We are going based solely upon life stories of the writer and his senses. I came to the conclusion that instead of having one focal idea for the entire essay, Barry has two main points. Women put tons of effort into their appearance, trying to perfect their beauty. Men on the other hand, do not. I agree with everything the author touched upon about how woman portray themselves. Because of that, it was extremely hard for me to argue against the points he made. There is not much factual information in this article, so I can not elaborate on what could be “right” or “wrong”. All of the applications Barry made in this article were appropriate. For example, everything he stated about Cindy Crawford. He states that no matter how hard those women in the audience tried to apply their products like Cindy Crawford, they would never look like her.
Also, they may even look the same as they did when they applied their makeup how they used to. Barry claims the reason many women are obsessed with looking a certain way (or his example, like Cindy Crawford) is because men want them to look that way. Once again Barry is using personal knowledge, instead of factual evidence, to back up his writing. Even though he uses personal knowledge, there is an exactness throughout his essay that makes the reader feel as if Barry is presenting a case to you. Barry says if he had to express in three words what most women think about their appearance it would be “not good enough”, in my opinion that is very accurate. Dave Berry, touches upon what women actually think of themselves and why that is, and how irrelevant most of our efforts are in the eyes of men. Barry argues his points by addressing each gender.

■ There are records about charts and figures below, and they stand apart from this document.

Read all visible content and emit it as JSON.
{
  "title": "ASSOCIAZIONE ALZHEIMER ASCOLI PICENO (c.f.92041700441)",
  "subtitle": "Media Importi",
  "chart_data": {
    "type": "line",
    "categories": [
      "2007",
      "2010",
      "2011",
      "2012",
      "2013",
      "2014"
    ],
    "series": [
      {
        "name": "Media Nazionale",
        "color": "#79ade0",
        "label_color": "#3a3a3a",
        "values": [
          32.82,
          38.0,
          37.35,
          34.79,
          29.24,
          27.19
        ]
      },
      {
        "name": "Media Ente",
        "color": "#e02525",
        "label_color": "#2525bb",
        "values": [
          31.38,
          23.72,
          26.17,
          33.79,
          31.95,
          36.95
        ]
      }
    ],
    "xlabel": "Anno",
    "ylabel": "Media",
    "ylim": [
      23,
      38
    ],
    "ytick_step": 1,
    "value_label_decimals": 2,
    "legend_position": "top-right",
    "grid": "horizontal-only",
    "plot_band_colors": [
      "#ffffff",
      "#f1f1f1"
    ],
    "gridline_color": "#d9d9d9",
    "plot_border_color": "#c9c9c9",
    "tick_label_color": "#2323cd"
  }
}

While addressing each gender he uses humor, but kept it serious enough. He kept the serious feel alive by bringing in outside worldly examples such As dolls and celebrities to get his point across. Barry did write this article targeting males, but added things for women, using real life examples we all could relate to. The personal style of this essay was evident, considering he had little factual evidence to support his thesis. Though he had little factual evidence Barry did a
spectacular job exposing the truth to his readers.